WILL 2019 SEE AN ECONOMIC SLOWDOWN?
Markets have their peaks and valleys. If 2018 wasn’t a peak, it was certainly a high climb for businesses. This year, however, may mark the beginning of a slow descent from the high points that businesses saw in 2018.
Factors including sinking oil prices and higher interest rates have given economists a more subdued outlook for 2019. Less investment in business growth is expected throughout the year as more businesses seek to protect their 2018 gains.
Additionally, short-term uncertainty over the state of trade relations has only added to business anxieties
going into 2019. Toward the end of 2018, many businesses focused on increasing their imports to avoid increased duties on Chinese imports that are expected to go into effect in the first quarter of this year.

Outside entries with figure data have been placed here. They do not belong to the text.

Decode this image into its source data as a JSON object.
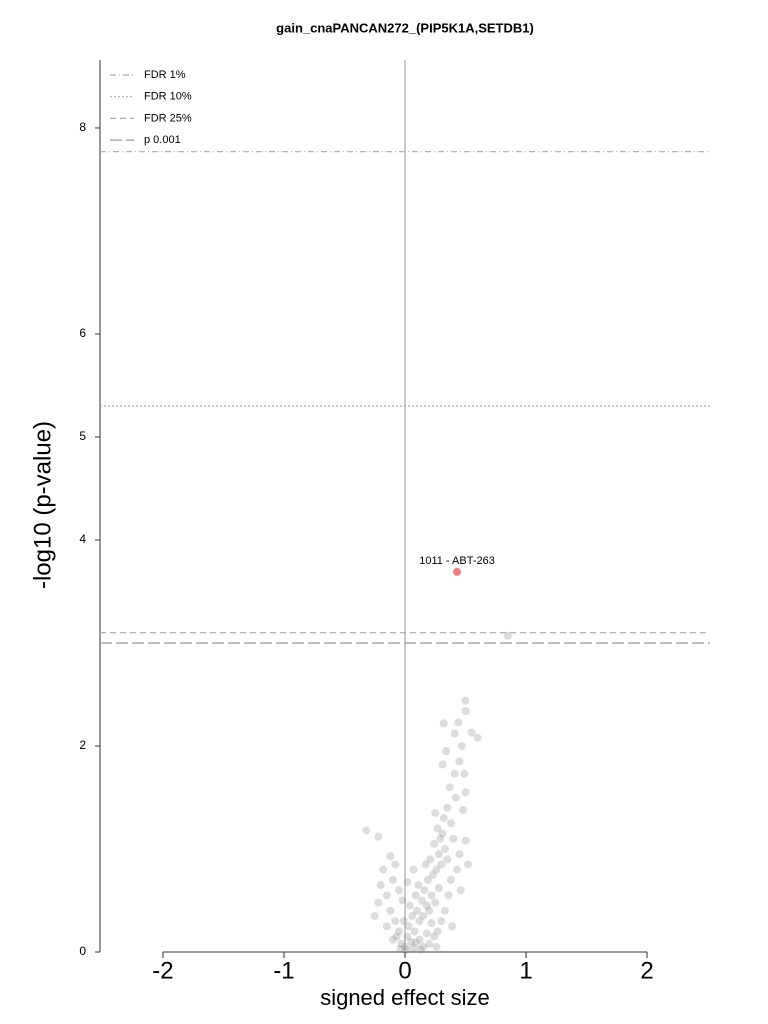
{
  "chart_data": {
    "type": "scatter",
    "title": "gain_cnaPANCAN272_(PIP5K1A,SETDB1)",
    "xlabel": "signed effect size",
    "ylabel": "-log10 (p-value)",
    "xlim": [
      -2.52,
      2.52
    ],
    "ylim": [
      0,
      8.66
    ],
    "xticks": [
      -2,
      -1,
      0,
      1,
      2
    ],
    "yticks": [
      0,
      2,
      4,
      5,
      6,
      8
    ],
    "reference_x": 0,
    "legend": "top-left",
    "thresholds": [
      {
        "name": "FDR 1%",
        "value": 7.77,
        "dash": "6,3,1,3",
        "color": "#aaaaaa"
      },
      {
        "name": "FDR 10%",
        "value": 5.3,
        "dash": "2,2",
        "color": "#aaaaaa"
      },
      {
        "name": "FDR 25%",
        "value": 3.1,
        "dash": "6,4",
        "color": "#aaaaaa"
      },
      {
        "name": "p 0.001",
        "value": 3.0,
        "dash": "12,4",
        "color": "#999999"
      }
    ],
    "points": {
      "color": "#8c8c8c",
      "x": [
        -0.32,
        -0.22,
        -0.12,
        -0.18,
        -0.08,
        -0.2,
        -0.15,
        -0.1,
        -0.05,
        -0.22,
        -0.12,
        -0.02,
        -0.08,
        -0.15,
        -0.05,
        -0.1,
        -0.03,
        0.0,
        0.02,
        -0.01,
        0.03,
        0.05,
        0.08,
        0.06,
        0.1,
        0.12,
        0.04,
        0.09,
        0.14,
        0.11,
        0.16,
        0.18,
        0.2,
        0.15,
        0.22,
        0.25,
        0.19,
        0.23,
        0.17,
        0.21,
        0.26,
        0.28,
        0.24,
        0.29,
        0.27,
        0.31,
        0.33,
        0.3,
        0.35,
        0.32,
        0.25,
        0.35,
        0.38,
        0.4,
        0.42,
        0.37,
        0.41,
        0.49,
        0.31,
        0.34,
        0.41,
        0.32,
        0.44,
        0.5,
        0.5,
        0.55,
        0.6,
        0.47,
        0.45,
        0.5,
        0.48,
        0.5,
        0.45,
        0.43,
        0.38,
        0.36,
        0.33,
        0.3,
        0.27,
        0.24,
        0.2,
        0.15,
        0.12,
        0.07,
        0.01,
        -0.04,
        -0.07,
        0.13,
        0.18,
        0.26,
        0.85,
        -0.25,
        0.02,
        0.07,
        0.39,
        0.46,
        0.52,
        0.28,
        0.22,
        0.09
      ],
      "y": [
        1.18,
        1.12,
        0.93,
        0.8,
        0.85,
        0.65,
        0.55,
        0.7,
        0.6,
        0.48,
        0.4,
        0.5,
        0.3,
        0.25,
        0.2,
        0.12,
        0.08,
        0.05,
        0.15,
        0.3,
        0.25,
        0.1,
        0.2,
        0.35,
        0.4,
        0.3,
        0.45,
        0.55,
        0.5,
        0.65,
        0.6,
        0.45,
        0.4,
        0.35,
        0.55,
        0.48,
        0.7,
        0.75,
        0.85,
        0.9,
        0.8,
        0.95,
        1.05,
        1.1,
        1.2,
        1.15,
        1.0,
        0.85,
        0.9,
        1.3,
        1.35,
        1.4,
        1.25,
        1.1,
        1.5,
        1.6,
        1.73,
        1.73,
        1.82,
        1.95,
        2.12,
        2.22,
        2.23,
        2.34,
        2.44,
        2.13,
        2.08,
        2.0,
        1.85,
        1.55,
        1.38,
        1.08,
        0.95,
        0.8,
        0.7,
        0.55,
        0.4,
        0.3,
        0.2,
        0.15,
        0.08,
        0.05,
        0.12,
        0.04,
        0.02,
        0.03,
        0.15,
        0.02,
        0.18,
        0.05,
        3.07,
        0.35,
        0.68,
        0.8,
        0.25,
        0.6,
        0.85,
        0.62,
        0.28,
        0.09
      ]
    },
    "highlight": {
      "label": "1011 - ABT-263",
      "x": 0.43,
      "y": 3.69,
      "color": "#f08080"
    }
  }
}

In terms of expected shipping volumes, our survey showed a 6.3 percentage point decrease in shippers that expect to move more freight in 2019 over 2018. The results nearly wiped away the ground that had been gained since our first survey in 2016.
In our 2017 survey, a little more than three-quarters of shippers predicted they would ship more in 2018. Despite this year’s sudden downturn in optimism, we should note that only slightly more shippers expect to move less freight this year. What’s more, rather than have a negative outlook, nearly a third of shippers see this year as being relatively stable.